Place the keys in the default hierarchy, so they will be available for the entire environment(they will not be deployed somewhere, not yet)

# /etc/puppet/hiera/default.yaml
---
sshkeys::keys:
  user1@example.com:
    type: 'ssh-rsa'
    key: 'AAAAB3NzaC1yc2EAAAADAQABAAABAQDJzdGydf2tdZYCkBRGx/SnlVKW+9q3Mqtf9vCrs0SaSkwDK4Q36hS40IVgmri2mjKeWFr5p92OgYY1hjZk4LLUAbVV8ItmPLqvmfrkOEwDCzmkbrUVa4BTKePWG0hOGAVYSQkS+1vhsTFhtznJMxsjRVwj8tO3s0fSnaXcovs9d4LwXhRbcDjzrAVRkk2d5/lSbjc/T4ZJ6oMKcGCxq02etJMoSBBQsEfRP/vULqKjoxJ96kb3Y43tU7gRzcVkXAyNqpXie8fD/FopoVi/uHIqkzotkOwztUYNt6C5LwV/W4ds5x3Zl7Jo4kqup2FOCs4oXSC3WxJI5FJ9WuPMtK1r'
  admin1@example.com:
    type: 'ssh-rsa'
    key: 'AAAAB3NzaC1yc2EAAAADAQABAAABAQCqlo0PPGZ2XW1qBFuFgYmsGlT24I+v51tb7cRSAJeBouDPvfqBMBOX84ye4DsW3uRmFNXt/wdAr/QnEAlua5bSagVRC2t9X4lkcrFJSSfEA2J29Lh16pPzOK/HReo8R89wbEKfqrqZG/FNrjMB6YaAxBRJE0O9T6BDsMBCg6b8wb6DRPIKzuEkKkI9ywExVrVFOEANTsdS0oQq8exIlWHmnKwOf1R2Jl1FRgIHnJAfG29EoeY7Q+DlPZOBXqB+xamYj56h6FMb0ZLBOAirXm76bHbqJhzY5RbcW8HrxzvLBY1xfOlP4NMKWIxBNG1j2Je0WPU9gVDnq7/LoS0OuCtR'
  admin2@example.com:
    type: 'ssh-rsa'
    key: 'AAAAB3NzaC1yc2EAAAADAQABAAABAQC9EC7xtYYZZblNgQP/SQ/7NR0fUW+mSMNv6gjDqfhPJ8K4mgqAN4ozvxnHl5k7dfzV4OhB/lIrnjfBg7BIfJjtxcoMNJDSDSmYixX7MzS/Ec35k/ovlxkK5tRKdhZHKYigLSUS2gE30l0804FeCj36O19UBeArrSXghsaKELFuE2EqUGz9kZ9WZW9SVDdJKuTSuij9GspIRCdhMX/s6GQOiycremqtnHf1xuZ22bSkbuAAYvPxQTvsxCMtykE4iqdJ8xhWeO+CZZMWn11AEv1FscwbirbjkjXz02D57BaeOwlU13oZIfA6Ko4SkMa9FuhNrtn4ctWb5jBep9xzyZUR'

Now assign the both keys from admins to the user admin in the environment serverfarm

# /etc/hiera/environments/serverfarm.yaml
---
sshkeys::users:
  admin:
    home: /home/admin
    keys:
      - admin1@example.com
      - admin2@example.com

Now you want to assign the user1 key to the user1 on the system cool-system.example.com.
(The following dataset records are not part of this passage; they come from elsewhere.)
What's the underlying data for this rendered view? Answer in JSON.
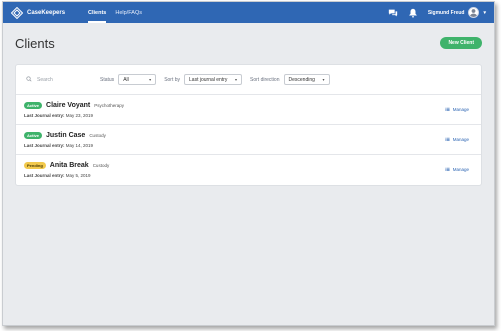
{
  "app": {
    "brand": "CaseKeepers"
  },
  "nav": {
    "items": [
      {
        "label": "Clients",
        "active": true
      },
      {
        "label": "Help/FAQs",
        "active": false
      }
    ]
  },
  "user": {
    "name": "Sigmund Freud"
  },
  "page": {
    "title": "Clients",
    "new_button": "New Client"
  },
  "filters": {
    "search_placeholder": "Search",
    "status_label": "Status",
    "status_value": "All",
    "sort_label": "Sort by",
    "sort_value": "Last journal entry",
    "direction_label": "Sort direction",
    "direction_value": "Descending"
  },
  "clients": [
    {
      "status": "Active",
      "name": "Claire Voyant",
      "type": "Psychotherapy",
      "meta_label": "Last Journal entry:",
      "date": "May 23, 2019",
      "manage": "Manage"
    },
    {
      "status": "Active",
      "name": "Justin Case",
      "type": "Custody",
      "meta_label": "Last Journal entry:",
      "date": "May 14, 2019",
      "manage": "Manage"
    },
    {
      "status": "Pending",
      "name": "Anita Break",
      "type": "Custody",
      "meta_label": "Last Journal entry:",
      "date": "May 5, 2019",
      "manage": "Manage"
    }
  ],
  "colors": {
    "topbar": "#2f67b4",
    "accent_green": "#3fb36b",
    "pending_yellow": "#f2c94c",
    "background": "#e9ebee"
  },
  "icons": {
    "logo": "casekeepers-logo-icon",
    "chat": "chat-icon",
    "bell": "bell-icon",
    "search": "search-icon",
    "manage": "list-icon"
  }
}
# /etc/hiera/hosts/cool-system.example.com.yaml
sshkeys::users:
  user:
    home: /home/user
    keys:
      - user1@example.com

If you remove some key assignments, but the User stays managed, they keys will get automatically removed from the system.

More detailed information and examples can be found in the module README file.